C'est bien avant la campagne de votation que l'oeuvre d'entraide présente publiquement ses arguments. Elle veut «ramener l'évidence au premier plan» et «rendre visibles les questions fondamentales de société». Il s'agit de réveiller la population et d'appeler d'autres organisations de la société civile à faire entendre leur voix en faveur du droit international, pour contrer cette attaque frontale contre les droits de l'homme.

Caritas espère ainsi contribuer à ce que les questions de droit international ne restent pas du jargon juridique, mais deviennent l'objet d'un débat politique, a expliqué Hugo Fasel.

Cour européenne dans le collimateur

L'initiative cible en premier lieu la Convention européenne des droits de l'homme (CDEH).

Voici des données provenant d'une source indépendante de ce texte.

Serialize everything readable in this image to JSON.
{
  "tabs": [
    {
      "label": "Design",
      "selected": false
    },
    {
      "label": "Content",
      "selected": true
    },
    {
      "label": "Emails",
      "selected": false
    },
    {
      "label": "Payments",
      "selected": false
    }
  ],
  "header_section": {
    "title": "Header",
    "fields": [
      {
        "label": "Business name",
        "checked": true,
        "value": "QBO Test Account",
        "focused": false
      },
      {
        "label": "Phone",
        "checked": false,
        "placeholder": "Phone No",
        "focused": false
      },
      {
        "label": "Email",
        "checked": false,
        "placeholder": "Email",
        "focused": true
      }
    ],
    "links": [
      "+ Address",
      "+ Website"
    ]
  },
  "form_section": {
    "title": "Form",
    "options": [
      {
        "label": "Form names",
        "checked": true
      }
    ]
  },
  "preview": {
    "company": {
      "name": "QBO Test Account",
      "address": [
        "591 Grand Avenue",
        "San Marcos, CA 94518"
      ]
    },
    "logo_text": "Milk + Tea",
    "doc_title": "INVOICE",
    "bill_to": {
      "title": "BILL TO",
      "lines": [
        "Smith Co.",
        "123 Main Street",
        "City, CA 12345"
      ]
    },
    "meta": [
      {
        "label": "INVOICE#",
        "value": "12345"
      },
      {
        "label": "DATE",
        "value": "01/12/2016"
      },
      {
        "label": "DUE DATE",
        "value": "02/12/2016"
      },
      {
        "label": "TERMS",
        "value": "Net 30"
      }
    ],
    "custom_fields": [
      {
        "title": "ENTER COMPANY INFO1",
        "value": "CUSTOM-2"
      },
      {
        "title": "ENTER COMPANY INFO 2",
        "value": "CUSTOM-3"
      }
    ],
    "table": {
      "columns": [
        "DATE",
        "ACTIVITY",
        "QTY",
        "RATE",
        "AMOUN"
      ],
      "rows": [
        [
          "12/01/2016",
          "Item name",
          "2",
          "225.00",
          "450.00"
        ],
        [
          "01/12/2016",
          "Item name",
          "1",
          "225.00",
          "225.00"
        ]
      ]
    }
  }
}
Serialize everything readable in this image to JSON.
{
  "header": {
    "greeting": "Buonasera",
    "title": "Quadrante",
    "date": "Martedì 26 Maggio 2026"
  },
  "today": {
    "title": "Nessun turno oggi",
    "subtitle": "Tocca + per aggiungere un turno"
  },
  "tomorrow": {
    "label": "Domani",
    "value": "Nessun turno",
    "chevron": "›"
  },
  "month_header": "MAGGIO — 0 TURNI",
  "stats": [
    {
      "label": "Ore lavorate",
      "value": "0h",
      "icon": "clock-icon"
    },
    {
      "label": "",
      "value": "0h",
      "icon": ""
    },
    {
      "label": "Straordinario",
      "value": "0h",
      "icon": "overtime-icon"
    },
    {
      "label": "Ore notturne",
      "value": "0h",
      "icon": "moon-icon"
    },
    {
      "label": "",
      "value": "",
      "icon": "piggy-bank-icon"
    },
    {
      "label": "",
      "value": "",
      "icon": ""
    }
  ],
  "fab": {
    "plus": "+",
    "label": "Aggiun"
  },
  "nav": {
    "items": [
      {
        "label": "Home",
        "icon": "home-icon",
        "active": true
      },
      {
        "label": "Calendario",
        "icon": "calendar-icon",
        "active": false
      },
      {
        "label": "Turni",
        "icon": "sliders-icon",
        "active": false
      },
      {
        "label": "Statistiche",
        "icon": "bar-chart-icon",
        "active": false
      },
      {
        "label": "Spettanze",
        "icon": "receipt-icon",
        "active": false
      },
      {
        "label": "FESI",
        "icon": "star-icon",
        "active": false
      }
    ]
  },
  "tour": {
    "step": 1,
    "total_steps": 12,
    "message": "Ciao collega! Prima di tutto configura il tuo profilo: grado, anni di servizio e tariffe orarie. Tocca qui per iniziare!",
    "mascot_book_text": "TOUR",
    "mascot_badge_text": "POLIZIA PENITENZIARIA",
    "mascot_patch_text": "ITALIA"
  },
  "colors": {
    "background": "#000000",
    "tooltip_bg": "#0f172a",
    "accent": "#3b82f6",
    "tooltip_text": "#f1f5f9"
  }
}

Les décisions de la Cour européenne sont considérées de façon erronée, comme des décisions de «juges étrangers», estime Caritas.

Au contraire, la CDEH permet de renforcer le système juridique, vu que la Suisse ne dispose pas d'une juridiction constitutionnelle, contrôlant la compatibilité des lois avec la Constitution. Tous les habitants de Suisse peuvent ainsi faire valoir leurs droits fondamentaux grâce à la CDEH, selon l'ONG.

Le bonheur des dictateurs

Si la Suisse acceptait cette initiative qui fait primer le droit suisse sur le droit international, elle perdrait tout crédit dans le domaine de la coopération internationale, ne pouvant plus respecter toute une série de conventions internationales.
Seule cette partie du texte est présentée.